Wednesday, March 10, 2010

Love the Shepherd, Love the Sheep

There is a running joke among my friends that "Rob hates people," as in, "Rob, do you want to go to a ball game tonight? To the clubs? To a live filming of Regis & Kelly?" No...I hate people.

I don't really hate people; just people en masse. The throngs of latte-seekers that come into the store. The people I have to contend with to get a tennis court. The lines at the DMV. Airports. Humanity itself, sometimes.

If you look through the Bible, Jesus had to deal with crowds a lot. People were always following him, thousands of them. Some were sincere, some were probably just following along for the show.
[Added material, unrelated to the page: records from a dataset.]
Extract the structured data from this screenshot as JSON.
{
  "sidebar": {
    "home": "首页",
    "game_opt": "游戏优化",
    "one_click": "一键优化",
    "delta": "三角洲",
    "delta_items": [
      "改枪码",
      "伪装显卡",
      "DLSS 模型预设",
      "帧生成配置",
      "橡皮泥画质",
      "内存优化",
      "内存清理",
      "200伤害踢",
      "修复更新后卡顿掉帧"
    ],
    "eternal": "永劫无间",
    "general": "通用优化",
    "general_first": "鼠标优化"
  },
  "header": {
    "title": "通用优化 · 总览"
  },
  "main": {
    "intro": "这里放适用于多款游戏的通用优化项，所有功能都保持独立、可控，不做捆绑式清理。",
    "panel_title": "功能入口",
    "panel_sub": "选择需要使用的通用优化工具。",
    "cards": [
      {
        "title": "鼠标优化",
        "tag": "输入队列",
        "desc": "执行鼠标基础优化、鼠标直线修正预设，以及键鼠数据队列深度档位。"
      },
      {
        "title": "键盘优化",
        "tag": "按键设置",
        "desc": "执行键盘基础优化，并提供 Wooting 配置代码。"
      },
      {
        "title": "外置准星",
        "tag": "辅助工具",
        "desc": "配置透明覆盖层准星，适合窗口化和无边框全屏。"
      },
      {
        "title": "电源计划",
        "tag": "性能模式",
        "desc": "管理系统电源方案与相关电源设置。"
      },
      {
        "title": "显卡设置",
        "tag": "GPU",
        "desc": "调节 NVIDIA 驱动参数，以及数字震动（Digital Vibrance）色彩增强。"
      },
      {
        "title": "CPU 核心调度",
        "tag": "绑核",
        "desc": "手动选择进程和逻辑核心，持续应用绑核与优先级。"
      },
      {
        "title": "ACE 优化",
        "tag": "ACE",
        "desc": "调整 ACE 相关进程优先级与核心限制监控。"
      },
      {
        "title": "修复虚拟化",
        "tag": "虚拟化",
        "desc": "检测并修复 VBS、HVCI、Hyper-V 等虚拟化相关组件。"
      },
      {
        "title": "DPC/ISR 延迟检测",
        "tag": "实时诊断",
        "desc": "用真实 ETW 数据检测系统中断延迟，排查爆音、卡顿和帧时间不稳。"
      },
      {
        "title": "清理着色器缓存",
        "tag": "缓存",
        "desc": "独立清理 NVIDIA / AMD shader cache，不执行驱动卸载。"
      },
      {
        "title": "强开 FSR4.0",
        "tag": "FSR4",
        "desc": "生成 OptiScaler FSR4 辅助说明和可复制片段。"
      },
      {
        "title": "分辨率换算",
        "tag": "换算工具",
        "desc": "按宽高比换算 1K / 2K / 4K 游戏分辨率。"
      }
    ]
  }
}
They were often hungry and rowdy and didn't respect private property (like when they ripped apart a man's roof in Luke 5:19). In Jesus' public ministry--the job the Father had assigned to him--he was rarely left alone.

Despite this, Jesus never despised or cursed the masses; he cared for them and loved them and sometimes pitied them because they were "like sheep without a shepherd." Jesus came to save individuals, but he also came to save humanity--the very group I catch myself cursing so often. Despite his solitary ways, Jesus was also a real people person. He didn't avoid crowds or shirk his responsibility for them, though he may have wanted to at times.

It occurred to me recently that it is not Christ-like to hate people (duh), whether that be individuals or groups or whatever--there is no real justification for it. I still hate crowds, but maybe I can find another way to start sentences besides "these idiots..." when I am at work, and can stop judging people who choose to travel in mobs, or stop cursing people who want what I want. I can learn to stifle my ego a bit and put my prejudices aside. Consider it my Lenten sacrifice.

If you love the shepherd (*sigh) gotta love the sheep.


Misha Tulek said...

Ogers Marco, just remember, Ogers

Misha Tulek said...

Ogers Marco, just remember, Ogers

Tim Weidner said...

I loved this post, Rob. I think about the group dynamic of salvation and God's covenants a lot these days. I think about OT verses talking about sins being visited on subsequent generations, and how revolting that concept is to modern man (and perhaps men of all ages). I think about Original Sin (through Adam, all are condemned) and Christ's justification (through Jesus, all have new life).

The group--humanity as a whole--is important to God. And yet, I fall into the same trap as you do. I hope we both learn to lift up humanity as a whole, starting with those around us and hoping a "ripple effect" kicks in.